The room was packed; the waiting list had over 100 people on it. The bar was actually mostly empty once the talk started, which is a sign that people really wanted to hear what Jason had to say.
But Jason didn't just cover basic goals and measurement. He didn't mince words and dove right into the brass-tacks issues: how do we show that social media is actually making a difference not only in share of mind but in profit-generating customers? Stop being a social media "purist" and start admitting that the end goal is to "sell more stuff." Tac Anderson summarized the feather-ruffling approach as Waging War Against the Social Media Purists (while pointing out that Jason does advocate the basics of social media "purists," including as being customer-centric, providing value and building relationships).
Jason pitted the social media "purists" against those who focus on selling and attaining measurable results. And he has a point: is using social media to sell all that dirty if it's within your organizations' transparently-disclosed goals?
Jason Falls' Strategies from the War:
- The end game for me is, did we sell more stuff?
- A social media "guru" holds a sign reading "looking for a job."
- The "I love @chrisbrogan people" aren't moving the needle. Living social media isn't same as using effectively.
- 81% of companies plan to link revenues to social medi.
- Don't drive Facebook fans. Drive action.
- Soft metrics have merit.

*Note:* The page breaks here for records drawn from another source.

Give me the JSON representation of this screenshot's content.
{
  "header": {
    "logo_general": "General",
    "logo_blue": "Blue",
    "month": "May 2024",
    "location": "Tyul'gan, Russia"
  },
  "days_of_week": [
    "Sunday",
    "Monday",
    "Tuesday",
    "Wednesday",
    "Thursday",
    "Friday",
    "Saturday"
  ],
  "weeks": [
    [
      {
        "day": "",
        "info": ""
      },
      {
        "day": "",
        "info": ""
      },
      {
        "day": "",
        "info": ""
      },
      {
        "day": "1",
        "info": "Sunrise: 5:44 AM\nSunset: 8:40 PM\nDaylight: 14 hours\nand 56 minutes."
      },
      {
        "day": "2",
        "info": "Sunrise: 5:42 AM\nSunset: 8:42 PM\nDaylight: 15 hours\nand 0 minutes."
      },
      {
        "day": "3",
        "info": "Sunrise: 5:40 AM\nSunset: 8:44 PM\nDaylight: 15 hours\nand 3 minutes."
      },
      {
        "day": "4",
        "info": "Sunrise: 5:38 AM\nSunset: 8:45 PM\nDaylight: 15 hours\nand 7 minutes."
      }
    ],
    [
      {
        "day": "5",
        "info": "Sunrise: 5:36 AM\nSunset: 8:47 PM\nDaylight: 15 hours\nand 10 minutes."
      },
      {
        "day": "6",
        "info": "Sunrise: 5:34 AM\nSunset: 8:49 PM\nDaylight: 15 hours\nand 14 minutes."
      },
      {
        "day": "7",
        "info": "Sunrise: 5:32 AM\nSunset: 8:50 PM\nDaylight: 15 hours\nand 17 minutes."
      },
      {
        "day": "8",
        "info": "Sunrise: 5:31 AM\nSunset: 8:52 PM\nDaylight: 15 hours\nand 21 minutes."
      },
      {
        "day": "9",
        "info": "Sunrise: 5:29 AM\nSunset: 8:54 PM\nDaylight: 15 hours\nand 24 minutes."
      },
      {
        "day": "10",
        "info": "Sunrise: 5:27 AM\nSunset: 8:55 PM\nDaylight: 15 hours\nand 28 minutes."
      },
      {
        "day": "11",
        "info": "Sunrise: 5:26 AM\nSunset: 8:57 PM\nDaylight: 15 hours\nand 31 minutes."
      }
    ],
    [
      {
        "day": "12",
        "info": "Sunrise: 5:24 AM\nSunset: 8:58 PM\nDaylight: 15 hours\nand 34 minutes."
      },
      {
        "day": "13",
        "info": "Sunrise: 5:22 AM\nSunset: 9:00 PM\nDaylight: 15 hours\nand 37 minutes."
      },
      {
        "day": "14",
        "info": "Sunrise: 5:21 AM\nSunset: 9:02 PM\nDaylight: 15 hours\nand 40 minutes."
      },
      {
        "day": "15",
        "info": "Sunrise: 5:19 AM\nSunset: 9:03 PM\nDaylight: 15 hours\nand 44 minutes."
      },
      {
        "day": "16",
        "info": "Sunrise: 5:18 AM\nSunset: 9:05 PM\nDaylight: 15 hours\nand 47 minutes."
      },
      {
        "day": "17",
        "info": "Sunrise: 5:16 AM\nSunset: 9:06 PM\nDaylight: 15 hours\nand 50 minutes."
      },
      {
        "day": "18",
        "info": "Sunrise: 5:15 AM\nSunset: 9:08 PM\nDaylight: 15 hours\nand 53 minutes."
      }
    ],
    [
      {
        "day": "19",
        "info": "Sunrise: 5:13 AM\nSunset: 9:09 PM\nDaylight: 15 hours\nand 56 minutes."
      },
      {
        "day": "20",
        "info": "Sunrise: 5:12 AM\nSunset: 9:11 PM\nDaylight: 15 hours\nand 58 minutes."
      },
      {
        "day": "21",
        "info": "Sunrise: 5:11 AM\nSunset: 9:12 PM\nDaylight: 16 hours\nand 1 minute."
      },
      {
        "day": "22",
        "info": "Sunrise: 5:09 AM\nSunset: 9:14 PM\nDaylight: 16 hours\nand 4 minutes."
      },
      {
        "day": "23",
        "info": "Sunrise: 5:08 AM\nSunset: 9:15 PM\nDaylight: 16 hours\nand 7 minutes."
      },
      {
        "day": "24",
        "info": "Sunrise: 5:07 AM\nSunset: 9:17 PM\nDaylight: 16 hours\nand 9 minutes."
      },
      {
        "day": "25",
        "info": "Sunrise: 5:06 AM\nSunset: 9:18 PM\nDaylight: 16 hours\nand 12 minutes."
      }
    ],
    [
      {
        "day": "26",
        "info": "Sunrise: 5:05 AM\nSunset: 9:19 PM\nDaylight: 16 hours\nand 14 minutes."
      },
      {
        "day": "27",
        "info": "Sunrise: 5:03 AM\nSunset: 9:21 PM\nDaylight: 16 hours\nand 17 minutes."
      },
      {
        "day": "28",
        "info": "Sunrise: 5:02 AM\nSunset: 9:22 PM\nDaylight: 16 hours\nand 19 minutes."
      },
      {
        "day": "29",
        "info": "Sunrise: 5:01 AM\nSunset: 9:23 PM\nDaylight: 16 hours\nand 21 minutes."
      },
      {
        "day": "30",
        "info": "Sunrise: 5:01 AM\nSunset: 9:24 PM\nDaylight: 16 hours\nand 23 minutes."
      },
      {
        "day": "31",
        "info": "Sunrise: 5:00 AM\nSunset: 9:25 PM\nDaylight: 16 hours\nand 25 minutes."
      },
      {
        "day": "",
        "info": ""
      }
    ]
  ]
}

Branding, i.e., who is aware of your brand before vs. after, is valid.
- Be a social media purist: Be consumer-centric. Participate. Provide value. Build relationships & trust.
However, during the talk, arms folded across chests, jaws tightened and mutters in support of social media "purists" propagated. Some steeled in defense of building relationships, engaging in conversations and the value of a business having a human face. Perhaps it was the "hippie" and "tree-hugger" nomenclature synonymizing "purists." And yes, he really put up a slide of a person hugging a tree. You've gotta love him for the shock jock value of that move alone.
Jason blogged afterwards that he didn't want to deliver a message that 100% of the audience would agree with; he wanted to be controversial, and he wanted the audience to push back. Charles Sipe pushed back against the premise that any social media not resulting in direct sales should be canned.
I believe Jason accomplished his objective: he made an extremely informed social media crowd think about how they do things. He made some members of the audience annoyed enough to argue with him and to articulate the rationale behind long-established social media principles. Challenging beliefs is a good thing; too much nodding doesn't move the needle, as it were. And in the end, as Tac Anderson pointed out, he still promoted the basics of social media ideals: building relationships, building trust and providing value, all tenets of the social media "purists." He just didn't promote resting on those laurels and tracking numbers, sales and results in addition to that.
In the war against social media purists, I'm on both sides. Not Swizerland; I actually believe both sides bring value. Add one part Jason Falls with one part Chris Brogan. Throw in a little Katie Paine, and you'll have a great strategy with measurable results.